PRO: Von zahlreichen Idealen ist nicht nur Niedersachsen nach wie vor weit entfernt. Das macht sie aber nicht zu bildungspolitischen Wolkenkuckucksheimen. Im Gegenteil: Man sollte alles daransetzen, den Idealen so nahe wie möglich zu kommen, meint Martin Brüning.
Es sind die sechziger Jahre in Deutschland. Der Krieg ist noch nicht lange vorbei, die Schulgebäude in keinem besonders guten Zustand und in den Klassenzimmern sitzen die Schüler jahrgangsübergreifend. Aber auch in dieser Zeit gibt es Ideale. Von „freischaffendem Lernen in offener Behaustheit“ schreibt Walter Kempowski in seinem Roman „Heile Welt“, in dessen Mittelpunkt ein junger Lehrer steht, der in den 60ern an eine Dorfschule in der Lüneburger Heide kommt. Man solle „in die Kinder hineinvertrauen“, hat ihm sein Seminarleiter mit auf den Weg gegeben. Wie in der Realität ist auch in Kempowskis Buch das Erreichen der Ideale schwierig. Ein halbes Jahrhundert später gibt es neue, vermutlich sogar viel mehr Ideale.

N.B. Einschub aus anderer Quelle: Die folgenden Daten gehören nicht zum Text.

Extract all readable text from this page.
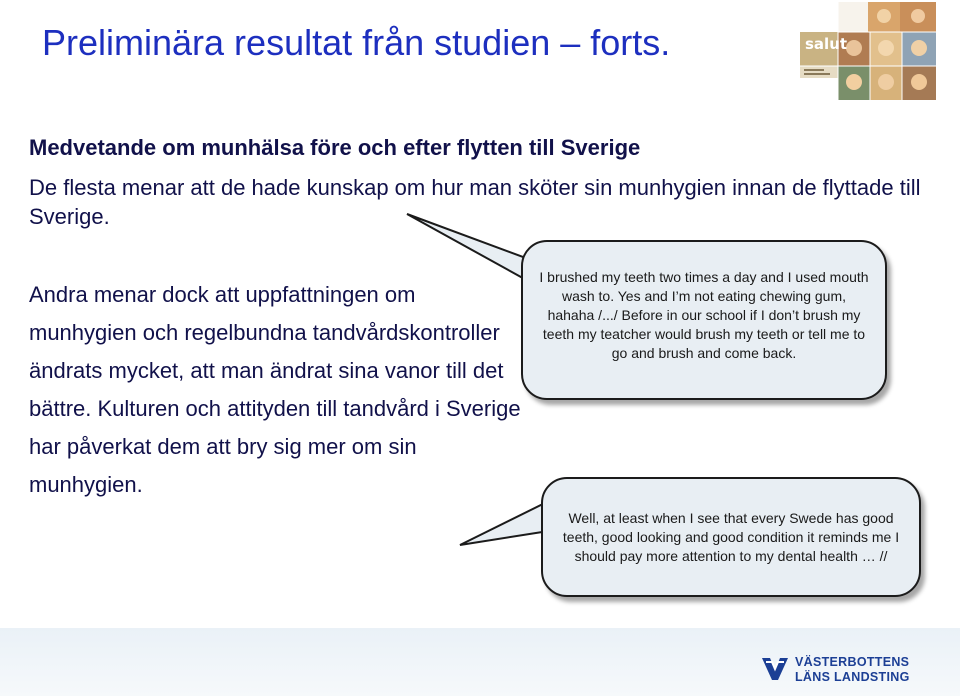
Preliminära resultat från studien – forts.	salut
Medvetande om munhälsa före och efter flytten till Sverige
De flesta menar att de hade kunskap om hur man sköter sin munhygien innan de flyttade till Sverige.
Andra menar dock att uppfattningen om munhygien och regelbundna tandvårdskontroller ändrats mycket, att man ändrat sina vanor till det bättre. Kulturen och attityden till tandvård i Sverige har påverkat dem att bry sig mer om sin munhygien.
I brushed my teeth two times a day and I used mouth wash to. Yes and I’m not eating chewing gum, hahaha /.../ Before in our school if I don’t brush my teeth my teatcher would brush my teeth or tell me to go and brush and come back.
Well, at least when I see that every Swede has good teeth, good looking and good condition it reminds me I should pay more attention to my dental health … //
VÄSTERBOTTENS
LÄNS LANDSTING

Gerade weil die Unterschiede größer werden, muss es noch mehr Anstrengungen dafür geben, Schüler individuell zu unterstützen.

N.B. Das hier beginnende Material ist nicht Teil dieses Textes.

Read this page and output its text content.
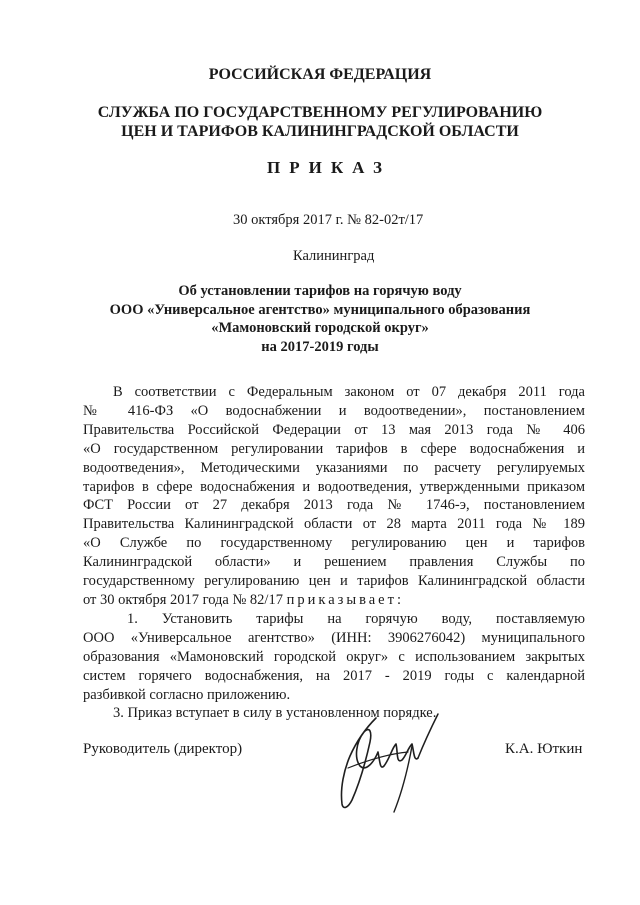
РОССИЙСКАЯ ФЕДЕРАЦИЯ
СЛУЖБА ПО ГОСУДАРСТВЕННОМУ РЕГУЛИРОВАНИЮ
ЦЕН И ТАРИФОВ КАЛИНИНГРАДСКОЙ ОБЛАСТИ
ПРИКАЗ
30 октября 2017 г. № 82-02т/17
Калининград
Об установлении тарифов на горячую воду
ООО «Универсальное агентство» муниципального образования
«Мамоновский городской округ»
на 2017-2019 годы
В соответствии с Федеральным законом от 07 декабря 2011 года
№ 416-ФЗ «О водоснабжении и водоотведении», постановлением
Правительства Российской Федерации от 13 мая 2013 года № 406
«О государственном регулировании тарифов в сфере водоснабжения и
водоотведения», Методическими указаниями по расчету регулируемых
тарифов в сфере водоснабжения и водоотведения, утвержденными приказом
ФСТ России от 27 декабря 2013 года № 1746-э, постановлением
Правительства Калининградской области от 28 марта 2011 года № 189
«О Службе по государственному регулированию цен и тарифов
Калининградской области» и решением правления Службы по
государственному регулированию цен и тарифов Калининградской области
от 30 октября 2017 года № 82/17 приказывает:
1. Установить тарифы на горячую воду, поставляемую
ООО «Универсальное агентство» (ИНН: 3906276042) муниципального
образования «Мамоновский городской округ» с использованием закрытых
систем горячего водоснабжения, на 2017 - 2019 годы с календарной
разбивкой согласно приложению.
3. Приказ вступает в силу в установленном порядке.
Руководитель (директор)	К.А. Юткин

Individuelle Förderung: Der Weg der Differenzierung ist mühsam, das weiß jede Lehrkraft, die mit genau dieser Zielsetzung Unterrichtsstunden plant. Im Alltag ist es schwierig, auf jeden Schüler flexibel einzugehen, zumal die Heterogenität in den Klassen in den vergangenen Jahren größer geworden ist. „Die Unterschiede in den Grundschulen reichen inzwischen von ‚Kann den Stift nicht halten‘ bis ‚Hat schon grundlegende Kenntnisse in Chinesisch‘“, sagte der Bildungsforscher Hans Anand Pant im vergangenen Jahr bei einer Veranstaltung in Holzminden. Gerade aber weil die Unterschiede größer werden, muss es noch mehr Anstrengungen dafür geben, Schüler individuell zu unterstützen. Bildungsetappen müssen noch flexibler und individueller werden. Das ein wenig zu häufig bemühte Politik-Zitat „Kein Kind darf verloren gehen“ bleibt am Ende gesellschaftlich vollkommen richtig. Eine Gesellschaft, die zu viele auf dem Bildungsweg zu viele verloren gibt, bekommt die Quittung dafür in den darauffolgenden Jahrzehnten.

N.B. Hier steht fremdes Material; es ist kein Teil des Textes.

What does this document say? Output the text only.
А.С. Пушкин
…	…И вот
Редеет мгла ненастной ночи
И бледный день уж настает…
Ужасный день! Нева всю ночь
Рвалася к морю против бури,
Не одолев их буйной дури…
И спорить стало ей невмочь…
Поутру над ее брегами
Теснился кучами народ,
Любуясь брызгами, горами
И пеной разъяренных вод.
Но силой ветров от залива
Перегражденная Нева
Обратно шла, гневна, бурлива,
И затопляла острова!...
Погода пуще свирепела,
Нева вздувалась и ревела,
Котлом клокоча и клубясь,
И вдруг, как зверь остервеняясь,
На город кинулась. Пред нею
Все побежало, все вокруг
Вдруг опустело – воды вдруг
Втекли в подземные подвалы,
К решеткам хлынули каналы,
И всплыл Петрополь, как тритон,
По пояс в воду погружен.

Lehrkraft der Zukunft: Sie hat immenses Fachwissen, Einfühlungsvermögen, kann überzeugend argumentieren und ist natürlich absolut stressresistent. Am wichtigsten dürfte aber sein: Sie ist nicht mehr allein. Multiprofessionelle Teams sind eine wichtige Voraussetzung für individualisierten Unterricht und dem Ziel, jedem Kind im Klassenzimmer gerecht zu werden. Die Änderung, Schulbegleiter zu „poolen“ anstatt sie nur einem einzelnen Kind zuzuordnen, ist ein weiterer zaghafter Schritt auf diesem Weg. Wer meint, die individuelle Förderung nur in Erlasse und Gesetze schreiben zu müssen, die dann eine einzige Lehrkraft von 20 bis 30 Schülern in der Klasse umsetzen soll, wird scheitern. Die Lehrer der Zukunft müssen Teamplayer sein.
Multiprofessionelle Teams sind eine wichtige Voraussetzung für individualisierten Unterricht und dem Ziel, jedem Kind im Klassenzimmer gerecht zu werden.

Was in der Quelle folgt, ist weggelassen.